- Dham Location in Punjab, India Dham Dham (India)
- Coordinates: 31°26′20″N 75°23′01″E﻿ / ﻿31.438778°N 75.383481°E
- Country: India
- State: Punjab
- District: Kapurthala

Government
- • Type: Panchayati raj (India)
- • Body: Gram panchayat

Population (2011)
- • Total: 592
- Sex ratio 309/283♂/♀

Languages
- • Official: Punjabi
- • Other spoken: Hindi
- Time zone: UTC+5:30 (IST)
- PIN: 144601
- Telephone code: 01822
- ISO 3166 code: IN-PB
- Vehicle registration: PB-09
- Website: kapurthala.gov.in

= Dham, Kapurthala =

Dham is a village in Kapurthala district of Punjab State, India. It is located 7 km from Kapurthala, which is both district and sub-district headquarters of Dham. The village is administrated by a Sarpanch, who is an elected representative.

== Demography ==
According to the report published by Census India in 2011, Dham has a total number of 110 houses and population of 592 of which include 309 males and 283 females.

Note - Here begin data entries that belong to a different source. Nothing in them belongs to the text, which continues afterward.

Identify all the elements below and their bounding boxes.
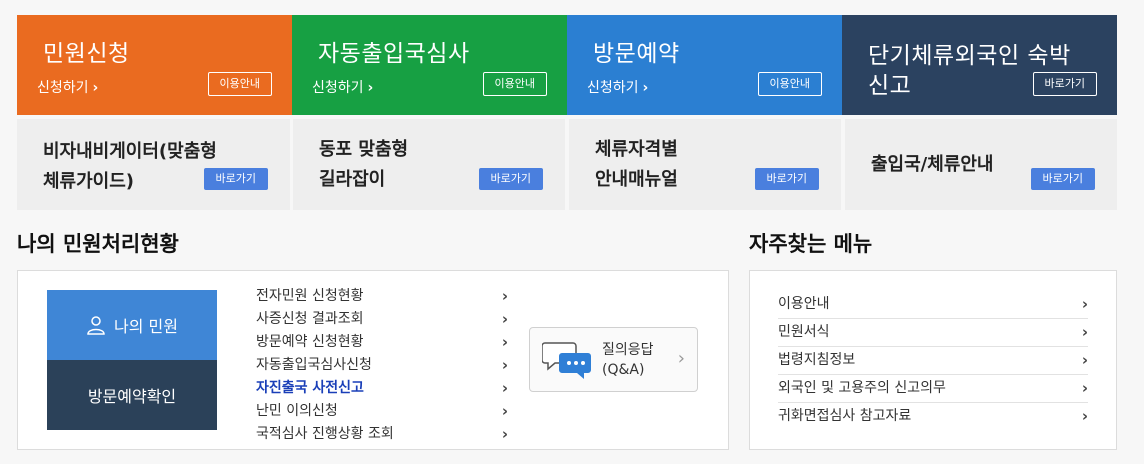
usage-guide-button[interactable]: 이용안내 (482, 72, 547, 96)
faq-item-label: 민원서식 (778, 324, 830, 340)
chat-bubbles-icon (542, 342, 591, 379)
tile-text: 체류자격별 안내매뉴얼 (595, 135, 678, 195)
tile-text-line2: 체류가이드) (43, 171, 135, 192)
apply-link-label: 신청하기 (37, 80, 89, 96)
apply-link[interactable]: 신청하기 › (312, 77, 373, 97)
chevron-right-icon: › (501, 333, 508, 351)
status-link-electronic[interactable]: 전자민원 신청현황 › (256, 285, 508, 308)
status-link-visa[interactable]: 사증신청 결과조회 › (256, 308, 508, 331)
chevron-right-icon: › (677, 348, 685, 369)
tile-title-line1: 단기체류외국인 숙박 (868, 43, 1071, 69)
qa-label-line1: 질의응답 (602, 342, 654, 358)
chevron-right-icon: › (1081, 351, 1088, 369)
status-link-auto-immigration[interactable]: 자동출입국심사신청 › (256, 354, 508, 377)
usage-guide-button[interactable]: 이용안내 (207, 72, 272, 96)
status-link-label: 자진출국 사전신고 (256, 380, 364, 396)
chevron-right-icon: › (501, 356, 508, 374)
faq-item-naturalization[interactable]: 귀화면접심사 참고자료 › (778, 402, 1088, 430)
tile-title: 자동출입국심사 (318, 41, 470, 67)
tile-short-stay-report[interactable]: 단기체류외국인 숙박 신고 바로가기 (842, 15, 1117, 115)
faq-item-label: 법령지침정보 (778, 352, 856, 368)
faq-item-laws[interactable]: 법령지침정보 › (778, 346, 1088, 375)
tile-text-line2: 안내매뉴얼 (595, 169, 678, 190)
faq-item-label: 외국인 및 고용주의 신고의무 (778, 380, 946, 396)
faq-item-label: 귀화면접심사 참고자료 (778, 408, 912, 424)
chevron-right-icon: › (501, 287, 508, 305)
tile-civil-application[interactable]: 민원신청 신청하기 › 이용안내 (17, 15, 292, 115)
tile-visit-reservation[interactable]: 방문예약 신청하기 › 이용안내 (567, 15, 842, 115)
visit-check-button[interactable]: 방문예약확인 (47, 360, 217, 430)
chevron-right-icon: › (501, 425, 508, 443)
status-link-refugee-appeal[interactable]: 난민 이의신청 › (256, 400, 508, 423)
tile-text-line2: 길라잡이 (319, 169, 386, 190)
chevron-right-icon: › (92, 80, 99, 96)
faq-menu-title: 자주찾는 메뉴 (749, 232, 873, 256)
faq-item-report-duty[interactable]: 외국인 및 고용주의 신고의무 › (778, 374, 1088, 403)
tile-immigration-guide[interactable]: 출입국/체류안내 바로가기 (845, 119, 1117, 210)
chevron-right-icon: › (501, 310, 508, 328)
my-civil-box: 나의 민원 방문예약확인 (47, 290, 217, 430)
chevron-right-icon: › (367, 80, 374, 96)
tile-text-line1: 체류자격별 (595, 139, 678, 160)
chevron-right-icon: › (1081, 295, 1088, 313)
faq-item-forms[interactable]: 민원서식 › (778, 318, 1088, 347)
chevron-right-icon: › (501, 402, 508, 420)
tile-auto-immigration[interactable]: 자동출입국심사 신청하기 › 이용안내 (292, 15, 567, 115)
status-link-label: 사증신청 결과조회 (256, 311, 364, 327)
status-link-label: 전자민원 신청현황 (256, 288, 364, 304)
tile-text: 동포 맞춤형 길라잡이 (319, 135, 408, 195)
qa-label-line2: (Q&A) (602, 362, 645, 378)
chevron-right-icon: › (1081, 379, 1088, 397)
shortcut-button[interactable]: 바로가기 (1030, 168, 1095, 190)
chevron-right-icon: › (1081, 323, 1088, 341)
status-link-nationality[interactable]: 국적심사 진행상황 조회 › (256, 423, 508, 446)
chevron-right-icon: › (642, 80, 649, 96)
chevron-right-icon: › (1081, 407, 1088, 425)
qa-button[interactable]: 질의응답 (Q&A) › (529, 327, 698, 392)
my-civil-button[interactable]: 나의 민원 (47, 290, 217, 360)
qa-label: 질의응답 (Q&A) (602, 340, 654, 380)
status-link-label: 국적심사 진행상황 조회 (256, 426, 394, 442)
usage-guide-button[interactable]: 이용안내 (757, 72, 822, 96)
shortcut-button[interactable]: 바로가기 (1032, 72, 1097, 96)
my-civil-label: 나의 민원 (114, 317, 178, 336)
apply-link[interactable]: 신청하기 › (587, 77, 648, 97)
status-link-label: 난민 이의신청 (256, 403, 338, 419)
chevron-right-icon: › (501, 379, 508, 397)
my-status-title: 나의 민원처리현황 (17, 232, 179, 256)
tile-text: 출입국/체류안내 (871, 154, 994, 175)
status-link-label: 자동출입국심사신청 (256, 357, 372, 373)
tile-text: 비자내비게이터(맞춤형 체류가이드) (43, 137, 217, 197)
shortcut-button[interactable]: 바로가기 (203, 168, 268, 190)
apply-link[interactable]: 신청하기 › (37, 77, 98, 97)
tile-visa-navigator[interactable]: 비자내비게이터(맞춤형 체류가이드) 바로가기 (17, 119, 290, 210)
apply-link-label: 신청하기 (312, 80, 364, 96)
user-icon (87, 316, 105, 335)
shortcut-button[interactable]: 바로가기 (478, 168, 543, 190)
status-link-visit[interactable]: 방문예약 신청현황 › (256, 331, 508, 354)
tile-text-line1: 비자내비게이터(맞춤형 (43, 141, 217, 162)
apply-link-label: 신청하기 (587, 80, 639, 96)
status-link-voluntary-departure[interactable]: 자진출국 사전신고 › (256, 377, 508, 400)
tile-status-manual[interactable]: 체류자격별 안내매뉴얼 바로가기 (569, 119, 841, 210)
faq-item-usage-guide[interactable]: 이용안내 › (778, 290, 1088, 319)
tile-overseas-korean-guide[interactable]: 동포 맞춤형 길라잡이 바로가기 (293, 119, 565, 210)
faq-item-label: 이용안내 (778, 296, 830, 312)
tile-title: 민원신청 (43, 41, 130, 67)
shortcut-button[interactable]: 바로가기 (754, 168, 819, 190)
tile-text-line1: 동포 맞춤형 (319, 139, 409, 160)
tile-title: 방문예약 (593, 41, 680, 67)
status-link-label: 방문예약 신청현황 (256, 334, 364, 350)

Literacy rate of Dham is 80.34%, higher than state average of 75.84%. The population of children under the age of 6 years is 58 which is 9.80% of total population of Dham, and child sex ratio is approximately 1000, higher than state average of 846.

== Caste ==
The village has schedule caste (SC) constitutes 37.33% of total population of the village and it doesn't have any Schedule Tribe (ST) population,

== Population data ==

| Particulars | Total | Male | Female |
|---|---|---|---|
| Total No. of Houses | 110 | - | - |
| Population | 592 | 309 | 283 |
| Child (0-6) | 58 | 29 | 29 |
| Schedule Caste | 221 | 122 | 99 |
| Schedule Tribe | 0 | 0 | 0 |
| Literacy | 80.34 % | 82.86 % | 77.56 % |
| Total Workers | 90 | 40 | 50 |
| Main Worker | 75 | 0 | 0 |
| Marginal Worker | 15 | 9 | 6 |

==Air travel connectivity==
The closest airport to the village is Sri Guru Ram Dass Jee International Airport.